Security vendor FireEye has announced that Google has issued a patch for a security flaw that left Android users vulnerable to attacks that could lead them to phishing sites. The security firm says that it has recently spotted a malicious app that had the ability to modify icons of other applications. The purpose of modifying the icons of other apps was to lure users into clicking them, where they would be sent to a phishing website.

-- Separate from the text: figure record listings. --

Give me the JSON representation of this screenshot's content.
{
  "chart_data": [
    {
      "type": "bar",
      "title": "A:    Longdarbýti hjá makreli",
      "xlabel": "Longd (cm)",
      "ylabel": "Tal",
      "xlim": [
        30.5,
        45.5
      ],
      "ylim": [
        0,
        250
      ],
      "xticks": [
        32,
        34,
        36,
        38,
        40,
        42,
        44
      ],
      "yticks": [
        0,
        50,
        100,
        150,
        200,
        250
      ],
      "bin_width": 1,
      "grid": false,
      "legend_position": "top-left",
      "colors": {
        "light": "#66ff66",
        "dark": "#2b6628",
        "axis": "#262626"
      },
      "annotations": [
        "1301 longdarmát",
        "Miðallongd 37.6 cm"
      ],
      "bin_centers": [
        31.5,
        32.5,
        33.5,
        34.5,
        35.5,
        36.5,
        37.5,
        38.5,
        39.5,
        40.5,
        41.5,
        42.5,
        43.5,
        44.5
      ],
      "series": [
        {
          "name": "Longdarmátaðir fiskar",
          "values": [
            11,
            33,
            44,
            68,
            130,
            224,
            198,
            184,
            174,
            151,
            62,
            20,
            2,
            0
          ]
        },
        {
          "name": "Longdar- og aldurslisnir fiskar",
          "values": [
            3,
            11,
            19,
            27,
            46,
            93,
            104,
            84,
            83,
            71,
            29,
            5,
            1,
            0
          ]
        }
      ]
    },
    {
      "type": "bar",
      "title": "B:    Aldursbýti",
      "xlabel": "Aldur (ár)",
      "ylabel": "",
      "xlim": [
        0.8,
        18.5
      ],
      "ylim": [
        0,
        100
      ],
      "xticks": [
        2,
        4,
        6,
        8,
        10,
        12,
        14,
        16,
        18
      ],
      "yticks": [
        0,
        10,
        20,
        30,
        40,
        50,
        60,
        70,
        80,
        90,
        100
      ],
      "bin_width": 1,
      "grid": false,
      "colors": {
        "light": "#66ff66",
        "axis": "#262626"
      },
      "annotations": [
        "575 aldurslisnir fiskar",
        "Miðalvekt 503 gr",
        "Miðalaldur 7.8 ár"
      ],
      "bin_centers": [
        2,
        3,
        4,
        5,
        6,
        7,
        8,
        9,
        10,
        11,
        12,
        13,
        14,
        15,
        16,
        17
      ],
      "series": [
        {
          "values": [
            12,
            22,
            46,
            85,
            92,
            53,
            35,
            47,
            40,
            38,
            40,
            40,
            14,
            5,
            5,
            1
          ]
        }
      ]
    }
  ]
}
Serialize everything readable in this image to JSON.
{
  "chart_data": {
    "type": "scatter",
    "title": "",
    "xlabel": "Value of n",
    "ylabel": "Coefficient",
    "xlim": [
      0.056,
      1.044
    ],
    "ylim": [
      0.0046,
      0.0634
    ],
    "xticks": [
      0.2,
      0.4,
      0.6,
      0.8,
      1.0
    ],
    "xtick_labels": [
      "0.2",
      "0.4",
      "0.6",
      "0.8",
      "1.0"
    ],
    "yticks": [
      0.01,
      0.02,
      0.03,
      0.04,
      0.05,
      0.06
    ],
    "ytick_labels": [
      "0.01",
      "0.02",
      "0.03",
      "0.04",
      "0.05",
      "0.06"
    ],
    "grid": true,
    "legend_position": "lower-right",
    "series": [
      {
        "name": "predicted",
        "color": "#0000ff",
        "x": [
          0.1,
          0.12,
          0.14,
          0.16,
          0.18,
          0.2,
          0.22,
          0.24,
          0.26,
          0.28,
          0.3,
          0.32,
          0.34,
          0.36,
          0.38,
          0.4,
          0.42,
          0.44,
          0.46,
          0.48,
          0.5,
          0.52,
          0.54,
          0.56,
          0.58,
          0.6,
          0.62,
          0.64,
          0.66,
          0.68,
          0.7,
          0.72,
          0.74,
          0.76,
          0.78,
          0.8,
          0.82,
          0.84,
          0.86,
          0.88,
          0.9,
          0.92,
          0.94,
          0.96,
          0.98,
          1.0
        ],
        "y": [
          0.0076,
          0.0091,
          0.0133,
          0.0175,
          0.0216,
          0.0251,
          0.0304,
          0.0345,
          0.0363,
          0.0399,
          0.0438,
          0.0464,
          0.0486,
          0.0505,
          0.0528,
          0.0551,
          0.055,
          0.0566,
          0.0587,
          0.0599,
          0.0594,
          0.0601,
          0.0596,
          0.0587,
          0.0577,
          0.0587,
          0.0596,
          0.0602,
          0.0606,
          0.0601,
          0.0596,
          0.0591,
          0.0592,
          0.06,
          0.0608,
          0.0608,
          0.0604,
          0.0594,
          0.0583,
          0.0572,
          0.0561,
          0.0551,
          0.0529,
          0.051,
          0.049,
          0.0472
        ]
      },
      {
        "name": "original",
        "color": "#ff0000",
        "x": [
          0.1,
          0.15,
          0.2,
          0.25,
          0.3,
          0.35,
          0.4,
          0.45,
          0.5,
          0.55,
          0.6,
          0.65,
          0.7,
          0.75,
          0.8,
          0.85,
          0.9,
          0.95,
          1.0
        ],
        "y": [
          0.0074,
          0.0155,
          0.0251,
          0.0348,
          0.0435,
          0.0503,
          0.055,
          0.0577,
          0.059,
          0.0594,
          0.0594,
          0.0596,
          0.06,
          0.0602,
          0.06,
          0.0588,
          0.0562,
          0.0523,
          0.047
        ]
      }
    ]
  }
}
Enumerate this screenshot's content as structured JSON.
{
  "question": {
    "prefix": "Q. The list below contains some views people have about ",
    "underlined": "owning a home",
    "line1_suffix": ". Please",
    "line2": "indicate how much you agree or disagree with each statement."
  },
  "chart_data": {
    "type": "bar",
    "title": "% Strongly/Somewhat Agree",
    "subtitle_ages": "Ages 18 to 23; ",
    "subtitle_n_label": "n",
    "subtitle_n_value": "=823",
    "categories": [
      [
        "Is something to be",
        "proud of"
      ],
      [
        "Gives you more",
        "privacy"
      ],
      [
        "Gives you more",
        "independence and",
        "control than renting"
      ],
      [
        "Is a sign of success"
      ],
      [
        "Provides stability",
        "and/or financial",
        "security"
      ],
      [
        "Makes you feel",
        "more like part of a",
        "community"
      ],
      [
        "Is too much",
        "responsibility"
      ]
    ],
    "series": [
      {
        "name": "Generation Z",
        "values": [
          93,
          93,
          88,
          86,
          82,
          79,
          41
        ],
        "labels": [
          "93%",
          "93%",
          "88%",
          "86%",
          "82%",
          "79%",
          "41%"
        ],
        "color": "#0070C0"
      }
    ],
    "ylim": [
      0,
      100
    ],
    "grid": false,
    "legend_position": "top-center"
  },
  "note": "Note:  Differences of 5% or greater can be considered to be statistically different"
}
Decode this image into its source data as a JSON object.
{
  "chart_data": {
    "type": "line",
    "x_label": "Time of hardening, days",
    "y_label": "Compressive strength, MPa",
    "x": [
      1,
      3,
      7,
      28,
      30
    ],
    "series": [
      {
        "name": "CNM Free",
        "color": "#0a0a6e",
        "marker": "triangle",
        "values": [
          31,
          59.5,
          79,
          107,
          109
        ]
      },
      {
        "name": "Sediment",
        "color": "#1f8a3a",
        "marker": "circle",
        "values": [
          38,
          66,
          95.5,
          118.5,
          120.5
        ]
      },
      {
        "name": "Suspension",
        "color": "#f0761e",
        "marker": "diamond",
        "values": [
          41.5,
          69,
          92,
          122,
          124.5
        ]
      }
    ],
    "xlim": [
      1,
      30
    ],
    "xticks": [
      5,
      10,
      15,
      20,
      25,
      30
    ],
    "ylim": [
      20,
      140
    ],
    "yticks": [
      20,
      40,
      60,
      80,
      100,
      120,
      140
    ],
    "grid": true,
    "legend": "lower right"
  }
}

Phishing websites try to steal personal information. Permissions that were targeted on Android devices by this app include "com.android.launcher.permission.READ_SETTINGS" and "com.android.launcher.permission.WRITE_SETTINGS." Those permissions are intended to allow an app to modify configuration settings for the Android launcher and icons.
Researchers from FireEye say that those two permissions have been classified as "normal" in the past. Normal is a name applied to application permissions that are thought to have no potential to be used maliciously. An app that discovered was using those permission maliciously, leading Google to issue a patch to plug the hole.
The researchers also note that since the permissions were classified as normal, the users weren't warned about granting those permissions when an application was installed. Essentially that meant that the malicious app was able to change the icons without the user being aware. Google released a patch to its OEM partners, but some partners are slow to add security upgrades. FireEye says that it notified Google of the issue in October 2013, and Google only announced the patch was ready in February.